EUR/USD gained strong positive traction on Friday amid the post-NFP USD selling bias.
Hawkish Fed, surging US bond yields limited the USD losses and capped gains for the pair.Market players now look forward to the US CPI report on Wednesday for a fresh impetus.
The EUR/USD pair witnessed fresh selling on the first day of a new trading week and eroded a part of Friday’s strong gains to a four-day high. The shared currency was underpinned by encouraging Eurozone macro data, which, along with the post-NFP US dollar selling provided a goodish lift to the major. In fact, the headline CPI in the Eurozone accelerated to 5.0% in December, marking another record high since the record began in 1991. Separately, Eurozone retail sales surpassed expectations and rose 1.0% MoM in November.

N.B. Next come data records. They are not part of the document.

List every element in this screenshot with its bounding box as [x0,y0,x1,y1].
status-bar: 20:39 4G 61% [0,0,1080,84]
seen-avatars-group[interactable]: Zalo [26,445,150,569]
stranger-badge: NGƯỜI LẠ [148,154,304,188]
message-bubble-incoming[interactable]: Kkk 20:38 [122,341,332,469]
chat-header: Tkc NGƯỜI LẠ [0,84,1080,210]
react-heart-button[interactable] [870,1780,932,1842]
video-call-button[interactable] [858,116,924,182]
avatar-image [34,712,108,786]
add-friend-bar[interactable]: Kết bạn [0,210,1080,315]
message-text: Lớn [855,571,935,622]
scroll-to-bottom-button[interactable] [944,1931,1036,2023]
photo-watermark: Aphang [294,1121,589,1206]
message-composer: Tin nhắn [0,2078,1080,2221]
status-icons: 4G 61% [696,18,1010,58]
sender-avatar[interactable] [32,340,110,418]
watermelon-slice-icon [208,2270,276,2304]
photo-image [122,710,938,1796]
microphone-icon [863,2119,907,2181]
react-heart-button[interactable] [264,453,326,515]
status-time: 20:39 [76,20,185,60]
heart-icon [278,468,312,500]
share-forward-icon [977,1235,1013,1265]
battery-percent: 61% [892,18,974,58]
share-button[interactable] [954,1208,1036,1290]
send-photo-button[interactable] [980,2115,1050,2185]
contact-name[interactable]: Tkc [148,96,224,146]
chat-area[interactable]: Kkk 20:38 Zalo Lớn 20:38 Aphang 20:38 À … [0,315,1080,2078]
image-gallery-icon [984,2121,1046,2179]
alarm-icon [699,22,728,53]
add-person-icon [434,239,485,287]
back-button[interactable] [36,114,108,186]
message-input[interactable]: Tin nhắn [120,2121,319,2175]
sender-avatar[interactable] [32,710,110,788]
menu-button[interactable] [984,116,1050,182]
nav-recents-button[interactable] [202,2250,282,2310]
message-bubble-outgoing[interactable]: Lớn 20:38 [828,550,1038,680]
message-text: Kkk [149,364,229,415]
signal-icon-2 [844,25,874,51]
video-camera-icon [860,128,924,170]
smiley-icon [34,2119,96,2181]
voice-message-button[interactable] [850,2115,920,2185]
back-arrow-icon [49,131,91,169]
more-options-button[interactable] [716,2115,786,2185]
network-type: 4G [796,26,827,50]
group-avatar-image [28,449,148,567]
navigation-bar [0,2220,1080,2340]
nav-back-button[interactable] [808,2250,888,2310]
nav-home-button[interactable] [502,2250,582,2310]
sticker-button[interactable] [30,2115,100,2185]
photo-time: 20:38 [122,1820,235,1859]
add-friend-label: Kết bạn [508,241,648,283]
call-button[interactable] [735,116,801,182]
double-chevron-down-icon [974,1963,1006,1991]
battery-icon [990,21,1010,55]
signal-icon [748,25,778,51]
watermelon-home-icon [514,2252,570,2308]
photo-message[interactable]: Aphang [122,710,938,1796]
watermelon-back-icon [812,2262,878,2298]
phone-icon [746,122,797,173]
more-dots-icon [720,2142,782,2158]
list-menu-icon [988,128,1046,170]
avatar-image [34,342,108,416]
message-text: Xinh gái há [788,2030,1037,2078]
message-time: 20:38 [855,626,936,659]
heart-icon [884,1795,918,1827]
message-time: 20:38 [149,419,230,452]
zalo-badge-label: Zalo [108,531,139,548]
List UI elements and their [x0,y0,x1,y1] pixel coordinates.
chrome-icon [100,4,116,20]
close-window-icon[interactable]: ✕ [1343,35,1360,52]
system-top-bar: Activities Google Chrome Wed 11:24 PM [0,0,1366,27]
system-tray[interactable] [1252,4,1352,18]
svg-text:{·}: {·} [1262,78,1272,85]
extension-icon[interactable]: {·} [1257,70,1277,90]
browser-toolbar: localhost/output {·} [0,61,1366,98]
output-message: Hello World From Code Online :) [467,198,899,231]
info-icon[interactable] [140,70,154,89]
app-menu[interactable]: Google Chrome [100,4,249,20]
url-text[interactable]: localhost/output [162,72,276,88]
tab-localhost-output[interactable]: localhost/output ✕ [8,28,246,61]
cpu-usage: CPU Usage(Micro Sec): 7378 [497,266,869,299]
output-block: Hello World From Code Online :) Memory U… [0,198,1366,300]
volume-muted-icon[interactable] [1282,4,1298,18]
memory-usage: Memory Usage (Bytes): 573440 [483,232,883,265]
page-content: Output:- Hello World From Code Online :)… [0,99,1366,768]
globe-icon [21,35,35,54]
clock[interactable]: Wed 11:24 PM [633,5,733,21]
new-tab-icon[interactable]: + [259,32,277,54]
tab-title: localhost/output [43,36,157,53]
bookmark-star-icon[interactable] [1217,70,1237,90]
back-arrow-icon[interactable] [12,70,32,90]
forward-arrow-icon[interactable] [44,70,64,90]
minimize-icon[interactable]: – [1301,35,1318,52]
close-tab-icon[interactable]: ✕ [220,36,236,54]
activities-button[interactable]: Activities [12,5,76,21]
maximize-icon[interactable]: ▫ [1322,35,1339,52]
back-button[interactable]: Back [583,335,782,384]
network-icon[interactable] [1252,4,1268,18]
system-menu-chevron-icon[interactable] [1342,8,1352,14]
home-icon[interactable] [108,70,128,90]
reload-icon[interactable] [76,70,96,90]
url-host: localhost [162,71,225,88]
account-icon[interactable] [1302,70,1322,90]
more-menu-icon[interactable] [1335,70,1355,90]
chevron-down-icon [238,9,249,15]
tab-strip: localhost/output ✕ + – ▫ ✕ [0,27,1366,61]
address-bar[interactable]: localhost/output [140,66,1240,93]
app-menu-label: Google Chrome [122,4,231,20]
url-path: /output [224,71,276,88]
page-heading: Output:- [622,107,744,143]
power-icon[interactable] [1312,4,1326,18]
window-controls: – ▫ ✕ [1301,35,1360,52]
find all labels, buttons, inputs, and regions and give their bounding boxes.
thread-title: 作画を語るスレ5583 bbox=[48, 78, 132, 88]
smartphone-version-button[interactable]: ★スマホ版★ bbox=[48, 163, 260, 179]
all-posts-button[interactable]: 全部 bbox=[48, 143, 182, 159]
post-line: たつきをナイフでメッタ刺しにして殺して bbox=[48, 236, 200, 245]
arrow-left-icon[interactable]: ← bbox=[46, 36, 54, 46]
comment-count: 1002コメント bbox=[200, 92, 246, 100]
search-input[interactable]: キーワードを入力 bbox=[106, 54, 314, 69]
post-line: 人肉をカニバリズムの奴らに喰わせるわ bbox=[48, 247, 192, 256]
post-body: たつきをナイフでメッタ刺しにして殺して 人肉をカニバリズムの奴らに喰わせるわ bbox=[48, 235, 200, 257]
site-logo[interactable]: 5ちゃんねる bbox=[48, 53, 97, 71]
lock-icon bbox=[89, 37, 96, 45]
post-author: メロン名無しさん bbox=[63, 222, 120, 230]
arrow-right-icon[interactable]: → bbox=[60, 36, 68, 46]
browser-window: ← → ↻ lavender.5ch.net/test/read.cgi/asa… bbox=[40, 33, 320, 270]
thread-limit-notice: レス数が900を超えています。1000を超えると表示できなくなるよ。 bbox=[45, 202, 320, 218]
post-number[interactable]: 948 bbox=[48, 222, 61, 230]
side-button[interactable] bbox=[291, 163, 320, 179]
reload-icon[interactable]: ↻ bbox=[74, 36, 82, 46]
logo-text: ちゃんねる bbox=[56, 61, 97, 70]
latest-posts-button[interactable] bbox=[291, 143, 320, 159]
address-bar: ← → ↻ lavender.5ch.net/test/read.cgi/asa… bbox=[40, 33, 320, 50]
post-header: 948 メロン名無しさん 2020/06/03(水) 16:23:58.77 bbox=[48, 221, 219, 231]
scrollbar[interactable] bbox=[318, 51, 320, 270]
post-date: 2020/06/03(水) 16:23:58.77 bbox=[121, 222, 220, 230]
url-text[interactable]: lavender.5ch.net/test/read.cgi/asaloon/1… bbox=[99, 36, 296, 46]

The intraday buying interest picked up pace following the mixed release of the US monthly jobs report, showing that the economy added only 199K jobs in December as against 400K consensus estimates. This, to a larger extent, was offset by the fact that the unemployment rate fell more than expected to 3.9% from 4.2% in November and wages reported another month of strong growth. Nevertheless, the data reaffirmed expectations for an eventual Fed lift-off in March, which was evident from a fresh leg up in the US Treasury bond yields.
In fact, the yield on the benchmark 10-year Treasury note had touched the 1.80% threshold for the first time since January 2020. Adding to this, the US 2-year notes, which are highly sensitive to rate hike expectations along with 5-year notes, climbed to a two-year high. This helped revive the USD demand and exerted some downward pressure on the major during the Asian session on Monday. Market participants now look forward to the Eurozone Sentix Investor Confidence and Unemployment Rate for some trading impetus.
The focus, however, will remain on this week’s release of the latest US consumer inflation figures, due on Wednesday. This, along with the monthly US Retail Sales data on Friday, will influence the USD price dynamics and help determine the near-term trajectory for the major.
The pair might then accelerate the downfall towards the trading range support, around the 1.1235-30 region. A convincing break below would then turn vulnerable to slide below the 1.1200 mark and retest 2021 low, around the 1.1185 region. The downward trajectory could further get extended towards the 1.1145-40 intermediate support en-route the 1.1100 round-figure mark.
On the flip side, any subsequent move up is more likely to confront stiff resistance near the 1.1385 region. This is closely followed by the 1.1400 mark, which if cleared decisively might trigger a short-covering move. The positive move could then get extended towards the next relevant resistance near the 1.1440-45 region. Bulls might eventually aim to reclaim the key 1.1500 psychological mark in the near term.